Below is an excerpt of an interesting recent NYT piece by Ray D. Madoff, a professor at Boston College Law School and author of “Immortality and the Law: The Rising Power of the American Dead.”
The New Grave Robbers
CAN a wild wig and a bushy mustache be packaged and called an Albert Einstein costume? According to Hebrew University of Jerusalem and its American marketing agent, the answer is no — at least not without permission. The university says that when it inherited Einstein’s estate, the bequest included ownership of Einstein’s very identity, giving it exclusive legal control over who could use Einstein’s name and image, and at what cost.
Einstein is not the only example. While we might think of people like the Rev. Dr. Martin Luther King Jr., George Patton, Rosa Parks, Frank Lloyd Wright and Babe Ruth as part of our cultural heritage, available for all to use, the identities of each of them, and thousands more, are claimed as private property, usable only with permission and for a fee.
This phenomenon is fairly recent — and it’s getting out of control.

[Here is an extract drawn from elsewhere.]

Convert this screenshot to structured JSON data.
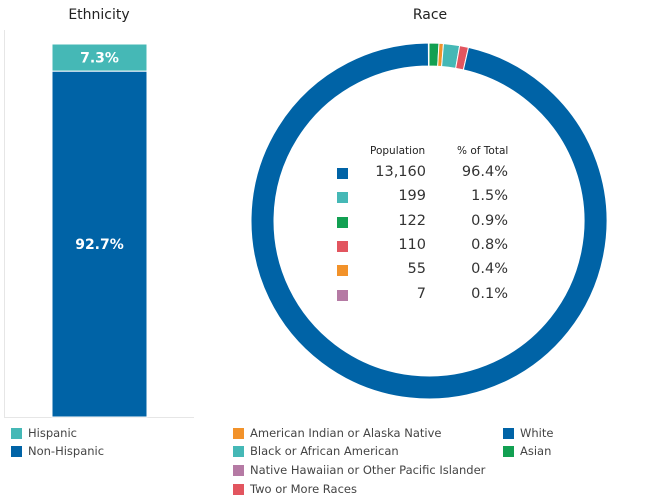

Sadly, Madoff naively thinks that the answer to the problem is a Federal 'solution', as if that will rein in rather than give free rein to abuses; copyright, patents and trademarks, anyone?
Yet, because these are issues of state law, the litigation has not brought clarity on a national level.
Congress should step in and enact a federal right of publicity. In doing so, it should establish clear First Amendment protections and set forth a relatively short term for the right of publicity to survive death (perhaps 10 years).